I'm not sure when it happened but at some point Adobe's mission evolved to encompass product overextension (my god how many bloated apps can you break your base apps into!?), feature creep ,and a narcissism that demands that all of their solutions be large and in your face, that their means should supplant the users goal as the end.

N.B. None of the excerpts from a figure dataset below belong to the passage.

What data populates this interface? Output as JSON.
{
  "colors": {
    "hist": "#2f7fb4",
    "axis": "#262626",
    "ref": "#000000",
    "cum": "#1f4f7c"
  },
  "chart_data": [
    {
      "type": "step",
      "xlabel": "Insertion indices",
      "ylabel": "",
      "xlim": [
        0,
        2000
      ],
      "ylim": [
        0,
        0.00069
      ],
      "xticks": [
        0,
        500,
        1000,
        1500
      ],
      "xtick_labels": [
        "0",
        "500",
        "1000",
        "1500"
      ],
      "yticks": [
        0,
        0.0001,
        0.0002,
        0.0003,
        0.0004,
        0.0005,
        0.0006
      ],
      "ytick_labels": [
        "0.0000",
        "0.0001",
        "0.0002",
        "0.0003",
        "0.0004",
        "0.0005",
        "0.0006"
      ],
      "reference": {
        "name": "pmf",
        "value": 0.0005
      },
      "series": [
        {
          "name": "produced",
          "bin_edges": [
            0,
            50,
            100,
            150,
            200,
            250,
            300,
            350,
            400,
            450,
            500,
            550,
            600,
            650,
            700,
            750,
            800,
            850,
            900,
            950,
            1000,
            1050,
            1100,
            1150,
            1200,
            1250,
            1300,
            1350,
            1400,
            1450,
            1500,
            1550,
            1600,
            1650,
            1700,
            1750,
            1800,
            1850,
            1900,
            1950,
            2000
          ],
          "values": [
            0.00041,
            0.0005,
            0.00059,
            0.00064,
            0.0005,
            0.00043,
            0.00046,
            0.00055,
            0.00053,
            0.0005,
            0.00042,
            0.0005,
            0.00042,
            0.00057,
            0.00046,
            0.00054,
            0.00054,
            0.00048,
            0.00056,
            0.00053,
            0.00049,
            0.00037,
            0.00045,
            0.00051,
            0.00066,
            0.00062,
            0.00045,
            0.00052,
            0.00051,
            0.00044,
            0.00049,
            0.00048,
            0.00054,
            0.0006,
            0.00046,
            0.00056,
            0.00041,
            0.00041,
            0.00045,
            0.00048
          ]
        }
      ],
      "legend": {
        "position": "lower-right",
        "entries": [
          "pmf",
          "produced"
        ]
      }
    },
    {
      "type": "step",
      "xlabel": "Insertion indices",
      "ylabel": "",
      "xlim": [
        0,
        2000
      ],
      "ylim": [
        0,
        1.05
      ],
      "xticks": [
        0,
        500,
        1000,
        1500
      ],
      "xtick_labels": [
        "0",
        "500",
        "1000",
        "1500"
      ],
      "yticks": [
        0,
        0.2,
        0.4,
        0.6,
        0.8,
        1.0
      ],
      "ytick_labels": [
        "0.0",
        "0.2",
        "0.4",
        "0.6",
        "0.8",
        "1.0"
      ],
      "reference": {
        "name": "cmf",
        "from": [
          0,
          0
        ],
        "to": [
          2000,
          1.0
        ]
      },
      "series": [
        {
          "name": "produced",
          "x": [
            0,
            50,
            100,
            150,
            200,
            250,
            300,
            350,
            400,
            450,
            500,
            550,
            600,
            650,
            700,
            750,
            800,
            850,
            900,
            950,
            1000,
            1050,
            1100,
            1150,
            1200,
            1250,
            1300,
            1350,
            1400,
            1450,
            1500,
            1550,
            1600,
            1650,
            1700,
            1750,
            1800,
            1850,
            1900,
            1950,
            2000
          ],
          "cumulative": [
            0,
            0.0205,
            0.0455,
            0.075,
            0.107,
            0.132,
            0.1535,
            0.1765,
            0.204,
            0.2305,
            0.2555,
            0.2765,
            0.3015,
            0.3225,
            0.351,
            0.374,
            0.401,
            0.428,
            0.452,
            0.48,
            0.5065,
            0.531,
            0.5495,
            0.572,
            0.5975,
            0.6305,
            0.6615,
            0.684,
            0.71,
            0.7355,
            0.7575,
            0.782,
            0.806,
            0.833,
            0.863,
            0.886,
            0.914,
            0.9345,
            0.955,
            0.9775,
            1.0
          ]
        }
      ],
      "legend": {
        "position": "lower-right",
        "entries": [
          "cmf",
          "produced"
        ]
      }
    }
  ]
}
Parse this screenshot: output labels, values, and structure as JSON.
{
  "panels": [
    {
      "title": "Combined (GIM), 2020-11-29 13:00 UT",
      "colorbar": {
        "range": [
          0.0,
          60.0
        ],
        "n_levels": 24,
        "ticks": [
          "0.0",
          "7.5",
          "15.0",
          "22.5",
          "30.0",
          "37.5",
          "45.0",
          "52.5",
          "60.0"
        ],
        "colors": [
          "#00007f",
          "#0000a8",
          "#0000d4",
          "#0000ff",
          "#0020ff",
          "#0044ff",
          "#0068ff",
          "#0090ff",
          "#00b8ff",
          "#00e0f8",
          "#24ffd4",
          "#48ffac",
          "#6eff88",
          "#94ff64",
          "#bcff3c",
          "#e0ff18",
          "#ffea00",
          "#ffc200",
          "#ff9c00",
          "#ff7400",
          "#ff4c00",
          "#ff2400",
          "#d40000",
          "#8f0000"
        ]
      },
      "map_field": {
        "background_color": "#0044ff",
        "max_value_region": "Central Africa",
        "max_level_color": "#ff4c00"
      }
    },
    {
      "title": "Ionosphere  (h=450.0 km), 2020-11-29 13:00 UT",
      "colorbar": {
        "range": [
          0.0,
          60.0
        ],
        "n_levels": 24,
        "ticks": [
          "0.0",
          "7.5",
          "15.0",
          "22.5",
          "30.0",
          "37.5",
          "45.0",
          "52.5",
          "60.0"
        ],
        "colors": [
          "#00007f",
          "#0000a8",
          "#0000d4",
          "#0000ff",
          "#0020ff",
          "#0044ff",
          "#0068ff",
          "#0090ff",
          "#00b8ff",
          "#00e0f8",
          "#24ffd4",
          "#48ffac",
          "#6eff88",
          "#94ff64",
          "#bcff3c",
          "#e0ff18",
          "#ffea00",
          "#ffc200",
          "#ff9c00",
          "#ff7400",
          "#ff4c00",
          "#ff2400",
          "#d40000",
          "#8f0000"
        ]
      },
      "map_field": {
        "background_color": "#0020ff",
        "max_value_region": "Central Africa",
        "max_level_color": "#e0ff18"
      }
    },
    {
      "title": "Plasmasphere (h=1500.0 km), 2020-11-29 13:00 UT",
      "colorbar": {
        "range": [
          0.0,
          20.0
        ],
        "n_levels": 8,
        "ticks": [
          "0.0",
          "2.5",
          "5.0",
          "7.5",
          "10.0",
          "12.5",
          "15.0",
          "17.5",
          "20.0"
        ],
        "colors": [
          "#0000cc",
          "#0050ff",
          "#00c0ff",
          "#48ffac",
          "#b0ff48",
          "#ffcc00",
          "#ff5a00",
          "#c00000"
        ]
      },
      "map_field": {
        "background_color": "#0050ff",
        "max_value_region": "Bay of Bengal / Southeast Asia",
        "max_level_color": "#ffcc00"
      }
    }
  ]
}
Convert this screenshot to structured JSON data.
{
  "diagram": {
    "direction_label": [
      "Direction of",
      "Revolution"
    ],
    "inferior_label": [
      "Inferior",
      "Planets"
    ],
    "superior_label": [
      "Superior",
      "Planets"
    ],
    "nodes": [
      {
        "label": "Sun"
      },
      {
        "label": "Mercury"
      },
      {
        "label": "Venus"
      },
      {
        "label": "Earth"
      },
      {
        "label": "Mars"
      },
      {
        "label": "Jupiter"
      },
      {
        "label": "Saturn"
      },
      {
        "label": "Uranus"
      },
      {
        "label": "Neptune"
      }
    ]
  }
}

I can't stand using Dreamweaver any more, it feels so bulky, cluttered, slow and above all ugly. Even with Intel Macs, loaded to the hilt, workflow consistently reveals that apps like Maya, Motion, Logic Pro, modo, Poser, C4D, etc., absolutely trump all the CS3 applications in overall performance. It has become customary around here to start Illustrator or InDesign right before going to lunch or going home in the hopes that they'll be finished booting upon returning. I wish I was joking, but I'm not. In five minutes Dreamweaver will toss more beachballs around the screen than Daytona Beach would see during all of Spring Break. All Adobe products (and unfortunately now Macromedia to) have come to feel like Windows apps. I suppose that can be attributed to the bottom-line undertow that has made Adobe the dancing monkey to the market shares meow, which happens to be the Ford Tempo drivers of the PC World: the WIndows base. In other words, as focus determines reality, it's not hard to see why CS3 feels like Win95.
What's fun is that independent Mac developers are continuously pumping out very powerful, sleek and attractive developer tools that outclass the likes of DW almost across the board! While Adobe has crucified themselves to the cross of convention, the little guys are thinking outside the box and streamlining digitial workflows in new ways that make much more sense now that the need for 100% metaphor has past.
Adobe, once possibly a shining star, has begun to expose it's event horizon, a telltale sign of the current quality collapse which is greatly underway. While the droves of expectation impoverished will fiscally keep Adobe alive, product quality has much more than one foot in the grave.